Mass chaos. I suspect you have never been through a redistricting. Bad idea.


It won't happen. Local politicians aren't dumb enough to stir up that hornets nest. If you think the Loudon parents that helped Youngkin get elected was bad, bring Lewis, Mt Vernon, and Annandale up to capacity and see what happens in the next election.


I have been wildly curious if all the signs I saw about 8 years ago by parents in the Wakefield Chapel area begging to stay at Annandale would still be there if FCPS decided to move them back.


Annandale is a different school a decade later, after all the boundary changes, than it was back in 2011. And, of course, people have now moved into Wakefield Forest specifically for Frost/Woodson.
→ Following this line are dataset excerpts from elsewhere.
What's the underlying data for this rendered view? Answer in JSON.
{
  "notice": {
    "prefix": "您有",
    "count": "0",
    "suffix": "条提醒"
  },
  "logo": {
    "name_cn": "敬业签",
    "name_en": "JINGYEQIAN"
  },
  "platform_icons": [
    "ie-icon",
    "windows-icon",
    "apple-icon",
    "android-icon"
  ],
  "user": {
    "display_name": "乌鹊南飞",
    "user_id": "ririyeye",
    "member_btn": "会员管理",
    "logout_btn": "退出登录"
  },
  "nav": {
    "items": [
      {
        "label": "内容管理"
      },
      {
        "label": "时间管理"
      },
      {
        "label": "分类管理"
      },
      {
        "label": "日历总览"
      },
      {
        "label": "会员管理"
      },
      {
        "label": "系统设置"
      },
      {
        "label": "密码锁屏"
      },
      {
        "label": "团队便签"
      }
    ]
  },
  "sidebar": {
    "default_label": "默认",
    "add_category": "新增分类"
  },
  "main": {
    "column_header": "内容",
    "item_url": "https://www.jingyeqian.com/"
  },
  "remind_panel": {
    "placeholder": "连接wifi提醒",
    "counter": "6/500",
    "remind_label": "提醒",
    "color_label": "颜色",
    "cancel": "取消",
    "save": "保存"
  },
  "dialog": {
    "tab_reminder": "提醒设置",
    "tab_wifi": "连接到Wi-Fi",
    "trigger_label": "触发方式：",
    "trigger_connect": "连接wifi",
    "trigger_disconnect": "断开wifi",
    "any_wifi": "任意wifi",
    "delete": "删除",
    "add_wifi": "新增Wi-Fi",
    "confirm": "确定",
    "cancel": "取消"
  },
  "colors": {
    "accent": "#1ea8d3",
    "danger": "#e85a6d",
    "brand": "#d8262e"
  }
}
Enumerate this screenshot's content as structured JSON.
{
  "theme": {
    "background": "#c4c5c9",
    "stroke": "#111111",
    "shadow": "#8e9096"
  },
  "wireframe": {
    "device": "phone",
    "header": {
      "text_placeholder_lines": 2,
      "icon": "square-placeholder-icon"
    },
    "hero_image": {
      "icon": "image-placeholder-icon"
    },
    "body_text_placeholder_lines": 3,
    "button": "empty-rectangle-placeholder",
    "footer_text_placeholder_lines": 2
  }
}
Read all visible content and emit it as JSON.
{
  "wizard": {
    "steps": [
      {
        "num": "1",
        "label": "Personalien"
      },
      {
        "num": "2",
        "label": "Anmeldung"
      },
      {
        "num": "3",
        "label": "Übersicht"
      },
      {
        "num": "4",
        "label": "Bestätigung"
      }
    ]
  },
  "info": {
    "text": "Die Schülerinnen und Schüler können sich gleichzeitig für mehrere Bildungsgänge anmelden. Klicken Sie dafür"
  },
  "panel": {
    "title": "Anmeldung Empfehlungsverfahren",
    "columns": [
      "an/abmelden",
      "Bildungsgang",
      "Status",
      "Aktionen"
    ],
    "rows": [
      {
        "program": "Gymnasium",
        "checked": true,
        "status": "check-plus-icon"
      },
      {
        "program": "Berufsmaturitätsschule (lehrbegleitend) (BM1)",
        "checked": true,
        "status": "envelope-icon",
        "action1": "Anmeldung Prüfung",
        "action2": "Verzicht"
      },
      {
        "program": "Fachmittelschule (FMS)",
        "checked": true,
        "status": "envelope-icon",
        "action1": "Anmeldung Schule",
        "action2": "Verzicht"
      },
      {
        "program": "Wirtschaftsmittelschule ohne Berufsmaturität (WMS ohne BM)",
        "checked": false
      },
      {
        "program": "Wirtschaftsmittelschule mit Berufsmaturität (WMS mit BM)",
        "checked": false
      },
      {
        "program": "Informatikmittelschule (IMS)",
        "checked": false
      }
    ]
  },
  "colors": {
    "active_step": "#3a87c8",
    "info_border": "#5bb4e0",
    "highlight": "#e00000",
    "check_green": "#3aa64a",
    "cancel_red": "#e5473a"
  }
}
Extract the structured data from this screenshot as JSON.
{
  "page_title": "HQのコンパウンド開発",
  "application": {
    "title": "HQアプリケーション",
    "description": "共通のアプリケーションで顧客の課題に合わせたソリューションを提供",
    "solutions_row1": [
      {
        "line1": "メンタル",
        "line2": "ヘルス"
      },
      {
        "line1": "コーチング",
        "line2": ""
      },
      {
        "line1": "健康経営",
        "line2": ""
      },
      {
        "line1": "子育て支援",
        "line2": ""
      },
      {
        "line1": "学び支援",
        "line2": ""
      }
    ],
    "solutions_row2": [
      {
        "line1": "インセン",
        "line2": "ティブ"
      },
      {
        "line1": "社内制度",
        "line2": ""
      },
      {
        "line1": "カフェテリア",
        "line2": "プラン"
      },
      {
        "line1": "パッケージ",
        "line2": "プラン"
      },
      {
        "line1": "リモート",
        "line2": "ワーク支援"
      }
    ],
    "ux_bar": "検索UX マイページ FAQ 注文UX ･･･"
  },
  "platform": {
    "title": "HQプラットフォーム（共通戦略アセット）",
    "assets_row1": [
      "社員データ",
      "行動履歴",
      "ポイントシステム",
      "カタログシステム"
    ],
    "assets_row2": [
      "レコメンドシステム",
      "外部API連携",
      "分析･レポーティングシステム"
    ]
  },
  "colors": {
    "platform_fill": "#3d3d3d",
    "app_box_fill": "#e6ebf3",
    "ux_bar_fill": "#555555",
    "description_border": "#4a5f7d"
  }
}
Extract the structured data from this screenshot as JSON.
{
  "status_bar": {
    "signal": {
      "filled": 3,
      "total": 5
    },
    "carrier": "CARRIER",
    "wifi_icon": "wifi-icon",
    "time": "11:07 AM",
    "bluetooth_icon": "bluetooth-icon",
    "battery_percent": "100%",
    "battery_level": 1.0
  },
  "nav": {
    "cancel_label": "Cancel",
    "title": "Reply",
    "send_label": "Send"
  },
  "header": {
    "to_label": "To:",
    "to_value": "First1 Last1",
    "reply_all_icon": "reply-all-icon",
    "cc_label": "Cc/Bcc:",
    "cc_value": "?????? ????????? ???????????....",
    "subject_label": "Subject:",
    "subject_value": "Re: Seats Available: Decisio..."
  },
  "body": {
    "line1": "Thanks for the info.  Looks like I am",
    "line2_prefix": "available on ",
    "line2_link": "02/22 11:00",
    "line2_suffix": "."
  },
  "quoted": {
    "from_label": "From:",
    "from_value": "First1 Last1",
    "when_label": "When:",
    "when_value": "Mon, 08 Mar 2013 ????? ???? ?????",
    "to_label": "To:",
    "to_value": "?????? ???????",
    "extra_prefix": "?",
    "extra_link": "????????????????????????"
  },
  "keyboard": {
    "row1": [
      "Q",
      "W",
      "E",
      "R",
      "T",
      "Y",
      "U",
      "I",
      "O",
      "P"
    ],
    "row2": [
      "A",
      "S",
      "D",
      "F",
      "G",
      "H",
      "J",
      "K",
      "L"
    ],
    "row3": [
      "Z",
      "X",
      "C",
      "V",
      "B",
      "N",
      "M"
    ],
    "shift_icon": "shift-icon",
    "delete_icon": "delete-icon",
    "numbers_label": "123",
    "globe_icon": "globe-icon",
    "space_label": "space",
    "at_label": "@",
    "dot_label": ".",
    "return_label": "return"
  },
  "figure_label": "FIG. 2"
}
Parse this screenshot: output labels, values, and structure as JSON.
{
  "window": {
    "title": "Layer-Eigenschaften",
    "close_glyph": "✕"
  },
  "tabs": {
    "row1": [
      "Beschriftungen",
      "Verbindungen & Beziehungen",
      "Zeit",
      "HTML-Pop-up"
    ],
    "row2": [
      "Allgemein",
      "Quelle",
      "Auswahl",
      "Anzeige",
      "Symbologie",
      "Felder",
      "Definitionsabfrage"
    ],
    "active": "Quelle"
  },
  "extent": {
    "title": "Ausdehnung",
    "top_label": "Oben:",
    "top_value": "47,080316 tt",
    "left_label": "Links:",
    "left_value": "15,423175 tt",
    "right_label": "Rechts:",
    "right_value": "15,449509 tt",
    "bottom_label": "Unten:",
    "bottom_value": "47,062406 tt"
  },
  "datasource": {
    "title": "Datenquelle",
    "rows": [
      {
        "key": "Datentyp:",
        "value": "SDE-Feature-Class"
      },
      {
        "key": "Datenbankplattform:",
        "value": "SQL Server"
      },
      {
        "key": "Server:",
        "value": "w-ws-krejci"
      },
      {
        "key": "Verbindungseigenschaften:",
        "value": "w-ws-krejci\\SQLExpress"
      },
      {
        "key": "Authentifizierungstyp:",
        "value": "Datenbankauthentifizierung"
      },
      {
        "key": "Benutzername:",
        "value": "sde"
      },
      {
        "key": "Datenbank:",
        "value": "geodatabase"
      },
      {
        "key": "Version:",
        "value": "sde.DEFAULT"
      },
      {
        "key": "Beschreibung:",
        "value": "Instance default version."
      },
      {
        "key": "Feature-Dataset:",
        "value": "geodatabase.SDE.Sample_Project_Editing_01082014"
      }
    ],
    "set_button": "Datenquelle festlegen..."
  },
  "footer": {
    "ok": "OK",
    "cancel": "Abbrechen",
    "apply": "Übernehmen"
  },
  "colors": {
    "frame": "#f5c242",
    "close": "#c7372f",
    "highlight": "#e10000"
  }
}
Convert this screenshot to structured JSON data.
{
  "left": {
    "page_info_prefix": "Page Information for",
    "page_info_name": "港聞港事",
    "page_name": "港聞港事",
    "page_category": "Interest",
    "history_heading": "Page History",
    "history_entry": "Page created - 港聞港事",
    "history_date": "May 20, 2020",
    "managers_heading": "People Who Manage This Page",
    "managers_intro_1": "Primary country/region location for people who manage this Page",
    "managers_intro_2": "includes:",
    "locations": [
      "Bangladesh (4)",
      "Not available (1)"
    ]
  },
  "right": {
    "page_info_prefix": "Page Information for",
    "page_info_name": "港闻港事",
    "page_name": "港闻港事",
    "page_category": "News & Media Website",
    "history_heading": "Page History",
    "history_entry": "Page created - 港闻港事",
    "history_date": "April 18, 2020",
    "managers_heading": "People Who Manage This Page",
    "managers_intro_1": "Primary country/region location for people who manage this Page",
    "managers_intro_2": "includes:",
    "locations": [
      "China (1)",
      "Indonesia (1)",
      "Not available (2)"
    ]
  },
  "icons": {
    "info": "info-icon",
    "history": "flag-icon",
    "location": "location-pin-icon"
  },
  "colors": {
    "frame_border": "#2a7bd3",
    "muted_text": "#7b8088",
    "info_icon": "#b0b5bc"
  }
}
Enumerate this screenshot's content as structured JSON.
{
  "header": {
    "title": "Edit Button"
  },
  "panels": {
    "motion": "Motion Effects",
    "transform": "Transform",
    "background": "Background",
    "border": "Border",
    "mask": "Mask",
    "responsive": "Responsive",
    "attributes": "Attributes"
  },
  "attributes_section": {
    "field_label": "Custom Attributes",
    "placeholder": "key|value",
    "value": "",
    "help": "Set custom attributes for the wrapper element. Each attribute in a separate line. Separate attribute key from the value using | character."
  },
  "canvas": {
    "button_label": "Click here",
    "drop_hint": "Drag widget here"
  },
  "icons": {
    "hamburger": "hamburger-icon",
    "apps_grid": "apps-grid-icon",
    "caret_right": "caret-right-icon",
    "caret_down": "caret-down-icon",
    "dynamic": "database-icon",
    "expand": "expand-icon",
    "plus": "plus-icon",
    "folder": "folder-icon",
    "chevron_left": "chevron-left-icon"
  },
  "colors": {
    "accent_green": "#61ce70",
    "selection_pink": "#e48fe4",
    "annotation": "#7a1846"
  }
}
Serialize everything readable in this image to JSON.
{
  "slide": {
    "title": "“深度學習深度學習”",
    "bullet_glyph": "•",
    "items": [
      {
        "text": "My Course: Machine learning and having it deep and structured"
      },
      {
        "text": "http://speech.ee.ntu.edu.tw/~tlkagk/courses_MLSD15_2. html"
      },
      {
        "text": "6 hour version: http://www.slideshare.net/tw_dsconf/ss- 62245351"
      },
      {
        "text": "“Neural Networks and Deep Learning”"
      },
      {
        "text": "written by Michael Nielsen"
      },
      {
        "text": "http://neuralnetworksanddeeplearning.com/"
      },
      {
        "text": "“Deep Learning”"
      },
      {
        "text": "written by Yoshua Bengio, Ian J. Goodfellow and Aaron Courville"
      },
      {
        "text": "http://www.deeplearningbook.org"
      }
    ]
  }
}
What the School Board did to Annandale (and even more so Poe) while controlled by Democrats is a shame.
Anonymous
Anonymous wrote:
Anonymous wrote:
I am all in favor of a redistricting across the entire county. Lets shift all the boundaries so that over enrolled schools see relief and under enrolled schools see their seats being used. Families who are unhappy with their new schools are welcome to move to Private but the boundaries, as they stand right now, are bullshit.


Mass chaos. I suspect you have never been through a redistricting. Bad idea.


For who? The parents of kids that are in the higher income families maybe but better for the rest of the county. We have schools with declining population and schools that are bursting at the seems. We can alleviate a good amount of that by shifting the boundaries. We won't because the wealthy families will scream bloody murder and will contribute to whatever campaign they have to so that their kids don't have to attend school with kids who are under privileged.


Redistricting drops property values. This impacts all families. Keeps your hands off my school district. You won't like it if you don't.